Trump Administration Withholding $1.3 Billion From California as Golden State Drags Their Feet on Fraud
The announcement came from Vice President Vance as his efforts as Fraud Czar continue. Vance on Wednesday: We’re announcing that the federal government is deferring $1.3 billion in Medicaid reimbursements from the state of California. And the simple reason is because the state of California has not taken fraud very seriously…. Let me highlight the fact that this really is two separate victims: So, there are California taxpayers and American taxpayers who are being defrauded because California isn’t taking its program seriously, but also you have people who’ve been prescribed medications that they don’t even need. Sometimes they’ve had drugs put into their bodies that they don’t need because fraudsters have actually encouraged false prescriptions and false administration of medications (Rapid Response). John Sexton at Hot Air: The Trump administration, in the form of Vice President J.D. Vance and the Centers for Medicare & Medicaid Services (CMS), announced a crackdown on fraud today. Vance, who holds the unofficial title of fraud czar, announced that $1.3 billion in Medicaid funds would be withheld from California (Hot Air).

10.
Speaker Johnson Issues Warning on Left: ‘This is about moving away from a constitutional republic to a communist utopian ideology’

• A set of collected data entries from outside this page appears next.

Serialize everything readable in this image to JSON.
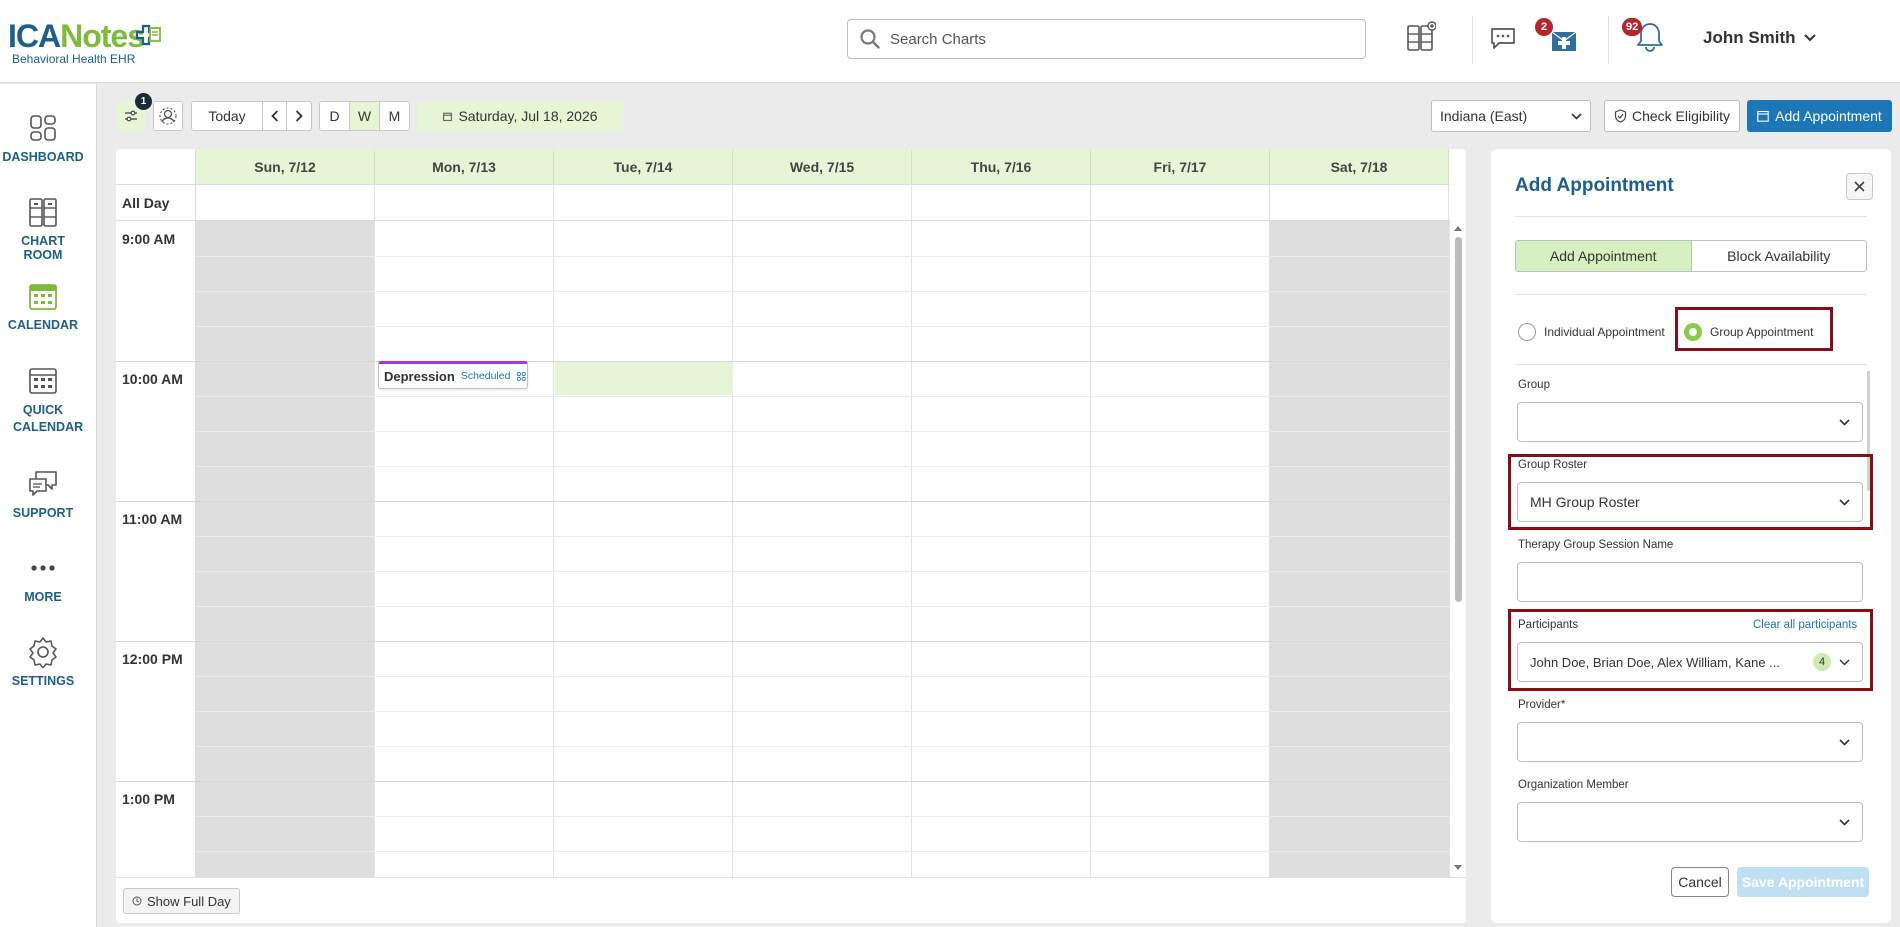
{
  "header": {
    "logo_ica": "ICA",
    "logo_notes": "Notes",
    "logo_subtitle": "Behavioral Health EHR",
    "search_placeholder": "Search Charts",
    "messages_badge": "2",
    "notifications_badge": "92",
    "user_name": "John Smith"
  },
  "sidebar": {
    "items": [
      {
        "label": "DASHBOARD",
        "icon": "dashboard-icon"
      },
      {
        "label": "CHART ROOM",
        "icon": "chart-room-icon"
      },
      {
        "label": "CALENDAR",
        "icon": "calendar-icon"
      },
      {
        "label": "QUICK CALENDAR",
        "icon": "quick-calendar-icon"
      },
      {
        "label": "SUPPORT",
        "icon": "support-icon"
      },
      {
        "label": "MORE",
        "icon": "more-icon"
      },
      {
        "label": "SETTINGS",
        "icon": "settings-icon"
      }
    ]
  },
  "toolbar": {
    "filter_badge": "1",
    "today_label": "Today",
    "views": [
      "D",
      "W",
      "M"
    ],
    "active_view": "W",
    "current_date": "Saturday, Jul 18, 2026",
    "timezone": "Indiana (East)",
    "check_eligibility": "Check Eligibility",
    "add_appointment": "Add Appointment"
  },
  "calendar": {
    "days": [
      "Sun, 7/12",
      "Mon, 7/13",
      "Tue, 7/14",
      "Wed, 7/15",
      "Thu, 7/16",
      "Fri, 7/17",
      "Sat, 7/18"
    ],
    "all_day_label": "All Day",
    "hours": [
      "9:00 AM",
      "10:00 AM",
      "11:00 AM",
      "12:00 PM",
      "1:00 PM"
    ],
    "event": {
      "title": "Depression",
      "status": "Scheduled"
    },
    "show_full_day": "Show Full Day"
  },
  "panel": {
    "title": "Add Appointment",
    "tabs": [
      "Add Appointment",
      "Block Availability"
    ],
    "radio_individual": "Individual Appointment",
    "radio_group": "Group Appointment",
    "group_label": "Group",
    "group_value": "",
    "roster_label": "Group Roster",
    "roster_value": "MH Group Roster",
    "session_label": "Therapy Group Session Name",
    "participants_label": "Participants",
    "clear_participants": "Clear all participants",
    "participants_value": "John Doe, Brian Doe, Alex William, Kane ...",
    "participants_count": "4",
    "provider_label": "Provider*",
    "org_member_label": "Organization Member",
    "cancel": "Cancel",
    "save": "Save Appointment"
  },
  "colors": {
    "brand_blue": "#1d5f8c",
    "brand_green": "#7dbb3a",
    "accent_blue": "#1d76b8",
    "highlight_green": "#e6f5d6",
    "annotation_red": "#8b0d13",
    "event_purple": "#a23ad6"
  }
}
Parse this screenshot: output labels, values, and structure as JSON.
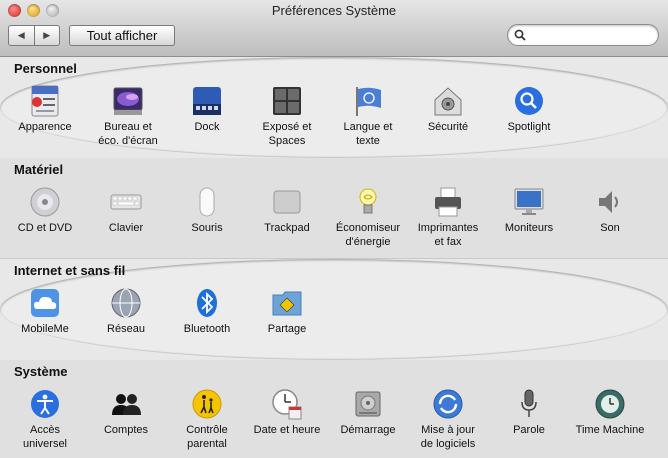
{
  "window": {
    "title": "Préférences Système"
  },
  "toolbar": {
    "back_label": "◀",
    "forward_label": "▶",
    "show_all_label": "Tout afficher",
    "search_value": "",
    "search_placeholder": ""
  },
  "sections": [
    {
      "title": "Personnel",
      "items": [
        {
          "label": "Apparence",
          "icon": "appearance-icon"
        },
        {
          "label": "Bureau et\néco. d'écran",
          "icon": "desktop-screensaver-icon"
        },
        {
          "label": "Dock",
          "icon": "dock-icon"
        },
        {
          "label": "Exposé et\nSpaces",
          "icon": "expose-spaces-icon"
        },
        {
          "label": "Langue et\ntexte",
          "icon": "language-text-icon"
        },
        {
          "label": "Sécurité",
          "icon": "security-icon"
        },
        {
          "label": "Spotlight",
          "icon": "spotlight-icon"
        }
      ]
    },
    {
      "title": "Matériel",
      "items": [
        {
          "label": "CD et DVD",
          "icon": "cd-dvd-icon"
        },
        {
          "label": "Clavier",
          "icon": "keyboard-icon"
        },
        {
          "label": "Souris",
          "icon": "mouse-icon"
        },
        {
          "label": "Trackpad",
          "icon": "trackpad-icon"
        },
        {
          "label": "Économiseur\nd'énergie",
          "icon": "energy-saver-icon"
        },
        {
          "label": "Imprimantes\net fax",
          "icon": "printer-icon"
        },
        {
          "label": "Moniteurs",
          "icon": "display-icon"
        },
        {
          "label": "Son",
          "icon": "sound-icon"
        }
      ]
    },
    {
      "title": "Internet et sans fil",
      "items": [
        {
          "label": "MobileMe",
          "icon": "mobileme-icon"
        },
        {
          "label": "Réseau",
          "icon": "network-icon"
        },
        {
          "label": "Bluetooth",
          "icon": "bluetooth-icon"
        },
        {
          "label": "Partage",
          "icon": "sharing-icon"
        }
      ]
    },
    {
      "title": "Système",
      "items": [
        {
          "label": "Accès\nuniversel",
          "icon": "universal-access-icon"
        },
        {
          "label": "Comptes",
          "icon": "accounts-icon"
        },
        {
          "label": "Contrôle\nparental",
          "icon": "parental-controls-icon"
        },
        {
          "label": "Date et heure",
          "icon": "date-time-icon"
        },
        {
          "label": "Démarrage",
          "icon": "startup-disk-icon"
        },
        {
          "label": "Mise à jour\nde logiciels",
          "icon": "software-update-icon"
        },
        {
          "label": "Parole",
          "icon": "speech-icon"
        },
        {
          "label": "Time Machine",
          "icon": "time-machine-icon"
        }
      ]
    }
  ]
}
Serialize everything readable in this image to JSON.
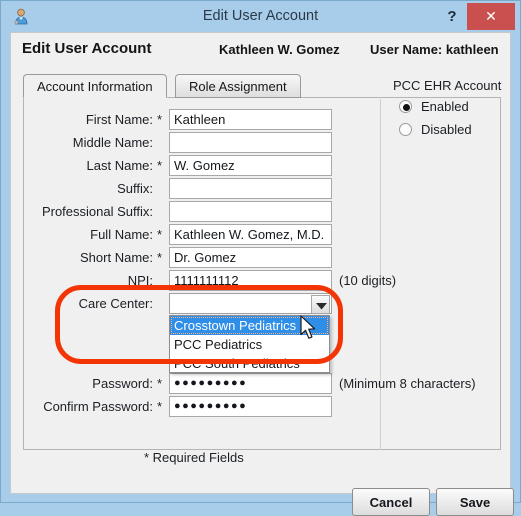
{
  "window": {
    "title": "Edit User Account",
    "title_icon": "user-icon",
    "help_label": "?",
    "close_label": "✕",
    "titlebar_color": "#a8cdeb",
    "close_button_color": "#c9504f"
  },
  "header": {
    "title": "Edit User Account",
    "person_name": "Kathleen  W. Gomez",
    "user_name": "User Name: kathleen"
  },
  "tabs": [
    {
      "label": "Account Information",
      "active": true
    },
    {
      "label": "Role Assignment",
      "active": false
    }
  ],
  "form": {
    "fields": [
      {
        "label": "First Name:",
        "required": "*",
        "value": "Kathleen",
        "hint": ""
      },
      {
        "label": "Middle Name:",
        "required": "",
        "value": "",
        "hint": ""
      },
      {
        "label": "Last Name:",
        "required": "*",
        "value": "W. Gomez",
        "hint": ""
      },
      {
        "label": "Suffix:",
        "required": "",
        "value": "",
        "hint": ""
      },
      {
        "label": "Professional Suffix:",
        "required": "",
        "value": "",
        "hint": ""
      },
      {
        "label": "Full Name:",
        "required": "*",
        "value": "Kathleen W. Gomez, M.D.",
        "hint": ""
      },
      {
        "label": "Short Name:",
        "required": "*",
        "value": "Dr. Gomez",
        "hint": ""
      },
      {
        "label": "NPI:",
        "required": "",
        "value": "1111111112",
        "hint": "(10 digits)"
      }
    ],
    "care_center": {
      "label": "Care Center:",
      "required": "",
      "selected_value": "",
      "expanded": true,
      "options": [
        {
          "label": "Crosstown Pediatrics",
          "highlighted": true
        },
        {
          "label": "PCC Pediatrics",
          "highlighted": false
        },
        {
          "label": "PCC South Pediatrics",
          "highlighted": false
        }
      ],
      "arrow_icon": "chevron-down-icon"
    },
    "password": {
      "label": "Password:",
      "required": "*",
      "value": "●●●●●●●●●",
      "hint": "(Minimum 8 characters)"
    },
    "confirm_password": {
      "label": "Confirm Password:",
      "required": "*",
      "value": "●●●●●●●●●",
      "hint": ""
    },
    "required_note": "* Required Fields"
  },
  "ehr_account": {
    "title": "PCC EHR Account",
    "options": [
      {
        "label": "Enabled",
        "selected": true
      },
      {
        "label": "Disabled",
        "selected": false
      }
    ]
  },
  "footer": {
    "cancel_label": "Cancel",
    "save_label": "Save"
  },
  "annotation": {
    "shape": "rounded-rectangle",
    "color": "#f33505"
  }
}
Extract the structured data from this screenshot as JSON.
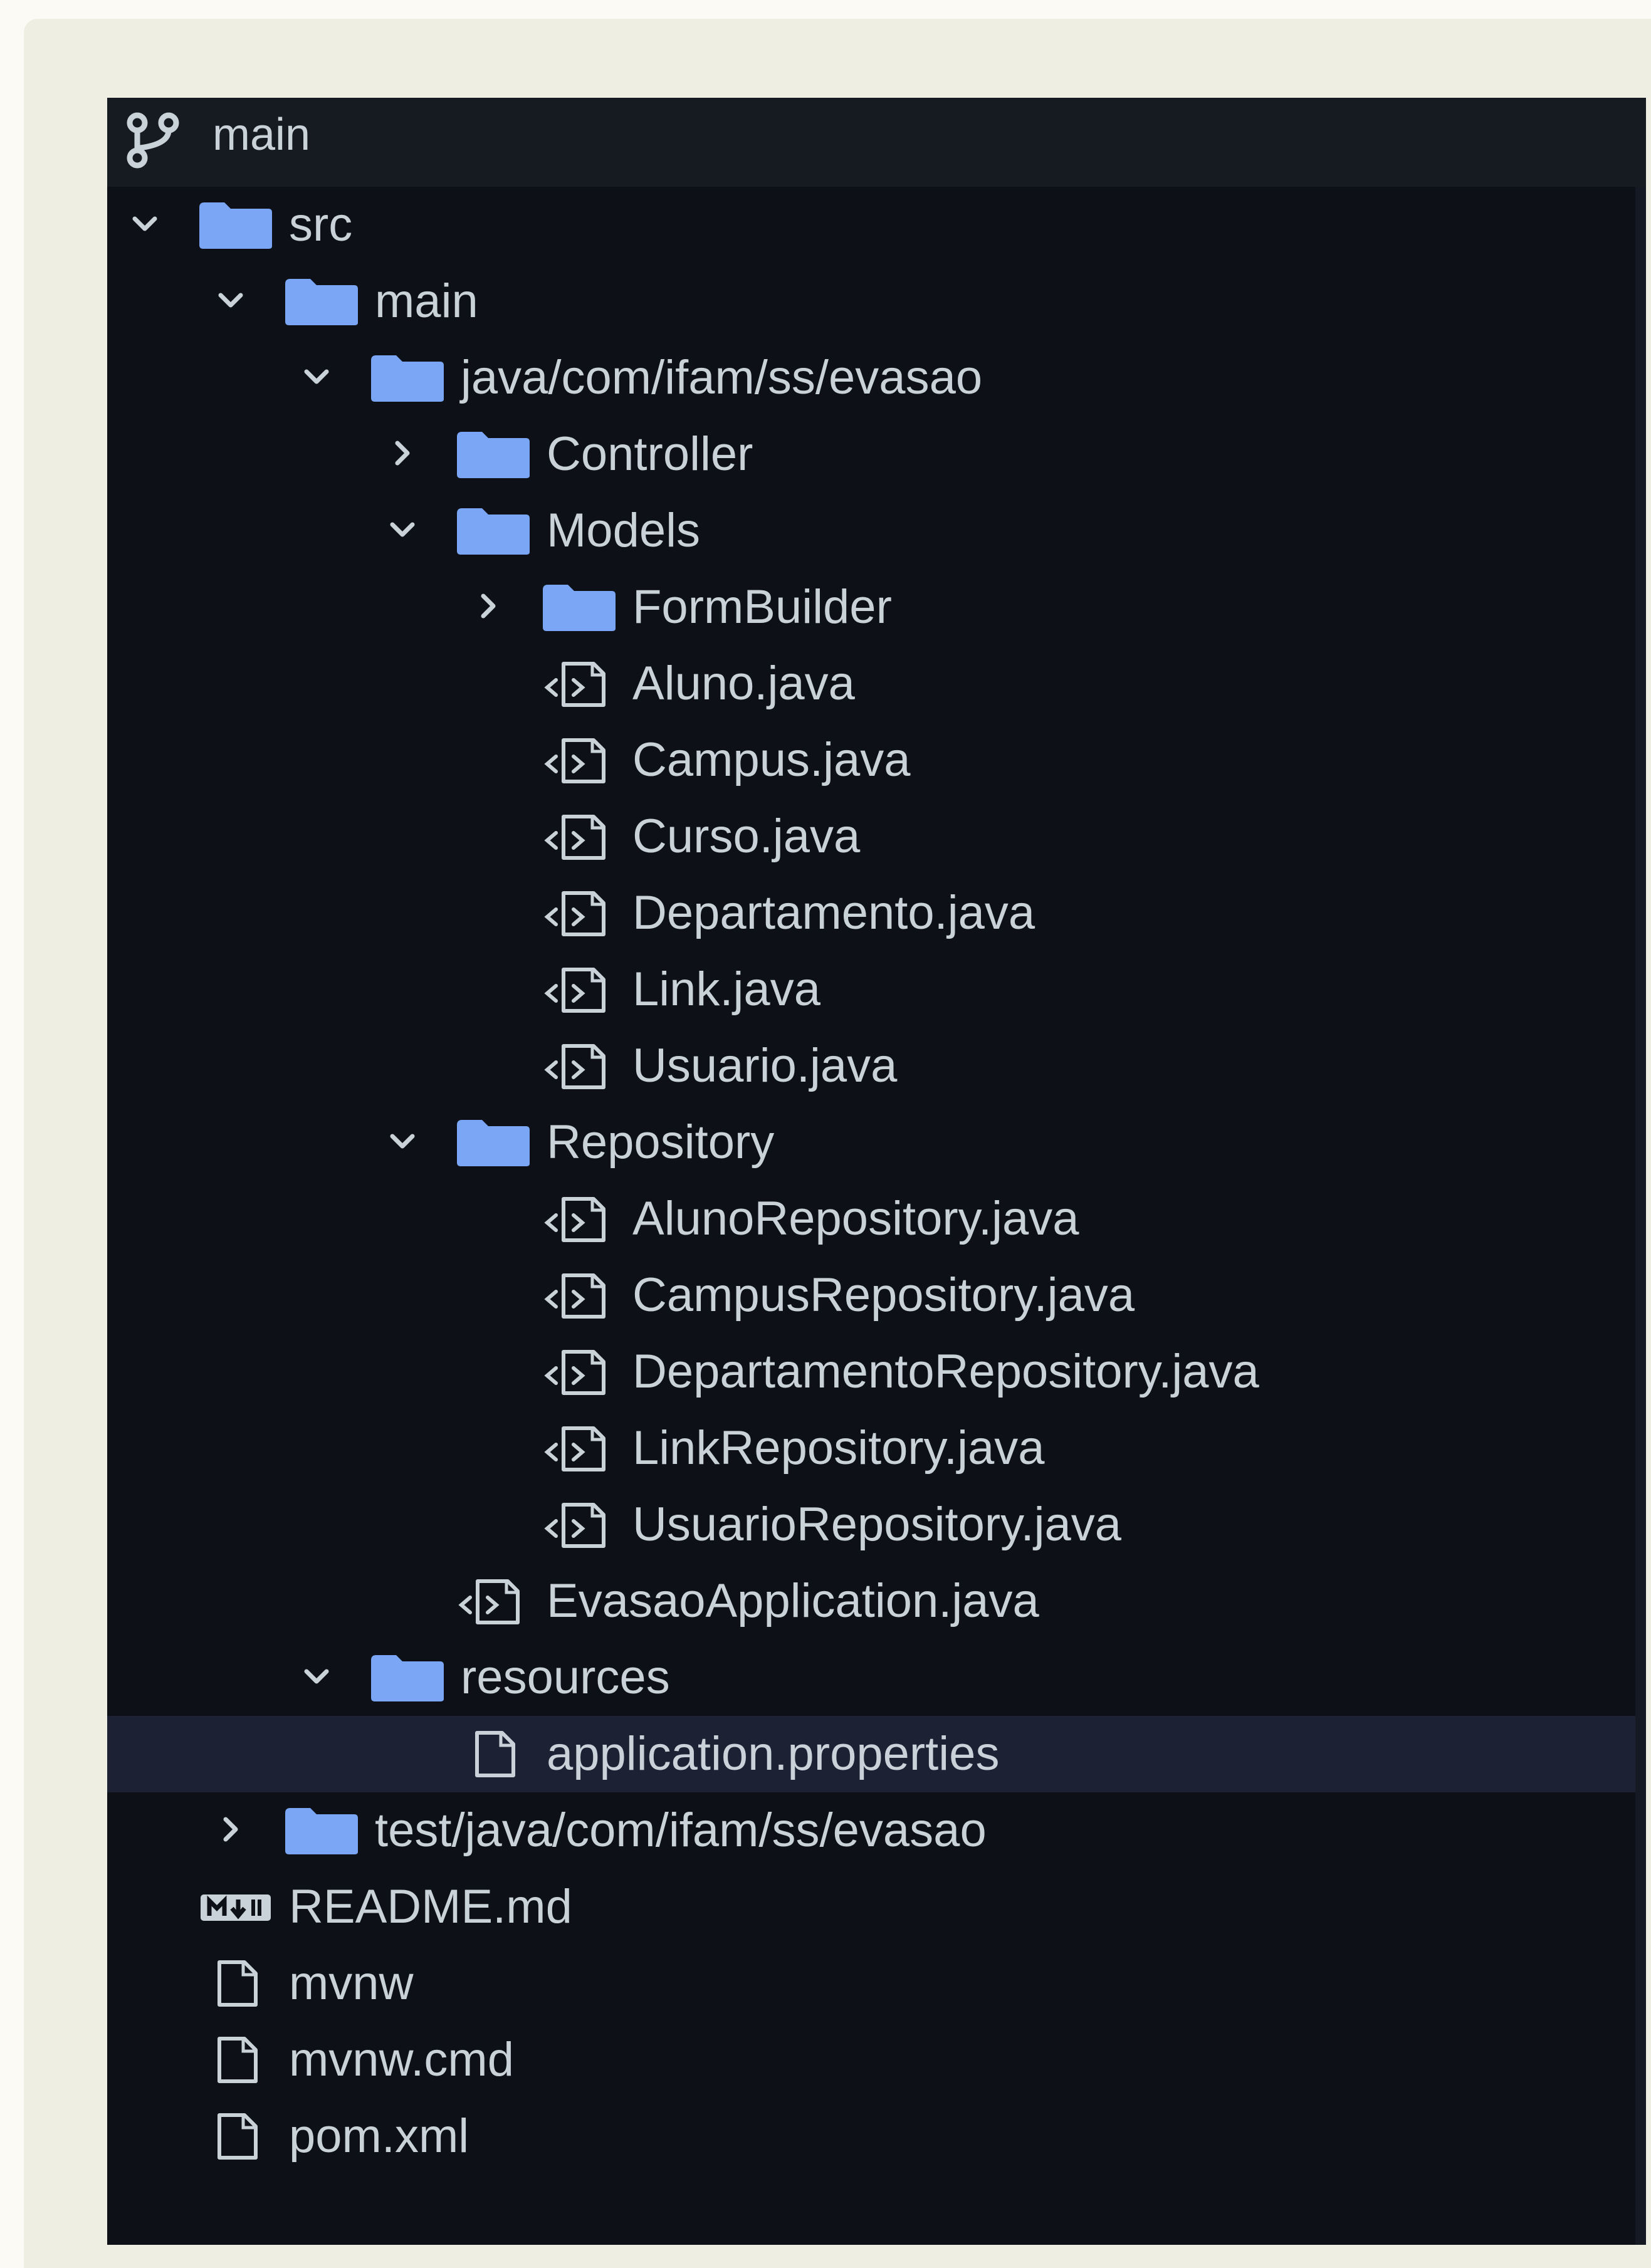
{
  "branch": {
    "icon": "git-branch-icon",
    "name": "main"
  },
  "tree": [
    {
      "name": "src",
      "type": "folder",
      "depth": 0,
      "expanded": true
    },
    {
      "name": "main",
      "type": "folder",
      "depth": 1,
      "expanded": true
    },
    {
      "name": "java/com/ifam/ss/evasao",
      "type": "folder",
      "depth": 2,
      "expanded": true
    },
    {
      "name": "Controller",
      "type": "folder",
      "depth": 3,
      "expanded": false
    },
    {
      "name": "Models",
      "type": "folder",
      "depth": 3,
      "expanded": true
    },
    {
      "name": "FormBuilder",
      "type": "folder",
      "depth": 4,
      "expanded": false
    },
    {
      "name": "Aluno.java",
      "type": "code",
      "depth": 4
    },
    {
      "name": "Campus.java",
      "type": "code",
      "depth": 4
    },
    {
      "name": "Curso.java",
      "type": "code",
      "depth": 4
    },
    {
      "name": "Departamento.java",
      "type": "code",
      "depth": 4
    },
    {
      "name": "Link.java",
      "type": "code",
      "depth": 4
    },
    {
      "name": "Usuario.java",
      "type": "code",
      "depth": 4
    },
    {
      "name": "Repository",
      "type": "folder",
      "depth": 3,
      "expanded": true
    },
    {
      "name": "AlunoRepository.java",
      "type": "code",
      "depth": 4
    },
    {
      "name": "CampusRepository.java",
      "type": "code",
      "depth": 4
    },
    {
      "name": "DepartamentoRepository.java",
      "type": "code",
      "depth": 4,
      "truncated": true
    },
    {
      "name": "LinkRepository.java",
      "type": "code",
      "depth": 4
    },
    {
      "name": "UsuarioRepository.java",
      "type": "code",
      "depth": 4
    },
    {
      "name": "EvasaoApplication.java",
      "type": "code",
      "depth": 3
    },
    {
      "name": "resources",
      "type": "folder",
      "depth": 2,
      "expanded": true
    },
    {
      "name": "application.properties",
      "type": "file",
      "depth": 3,
      "selected": true
    },
    {
      "name": "test/java/com/ifam/ss/evasao",
      "type": "folder",
      "depth": 1,
      "expanded": false
    },
    {
      "name": "README.md",
      "type": "markdown",
      "depth": 0
    },
    {
      "name": "mvnw",
      "type": "file",
      "depth": 0
    },
    {
      "name": "mvnw.cmd",
      "type": "file",
      "depth": 0
    },
    {
      "name": "pom.xml",
      "type": "file",
      "depth": 0
    }
  ],
  "colors": {
    "background": "#0d1117",
    "header": "#161b22",
    "text": "#c9d1d9",
    "folder": "#7aa6f5",
    "selected_row": "#1c2233",
    "frame": "#efeee2"
  }
}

This is what many readers have, no doubt, been feeling. What’s notable is that we have a leader willing to express these concerns clearly and succinctly. Speaker Johnson: The way I describe it in summary is that they’re little “mini Mamdanis” popping up all around the country, okay? And they’re openly avowed socialist Marxist ideology. This is something that we have never seen before in American history. The Tea Party reset in the Republican Party was about fiscal responsibility. This is about moving away from a constitutional republic to a communist, utopian ideology. And that’s a dangerous thing for the future of the country. The problem we have is the insurgent left, the far left has all the energy and excitement and the money in the Democratic Party. This is not our father’s Democratic party anymore. They’re going far, far left and no one’s there to stop it. And that’s a dangerous thing (Johnson).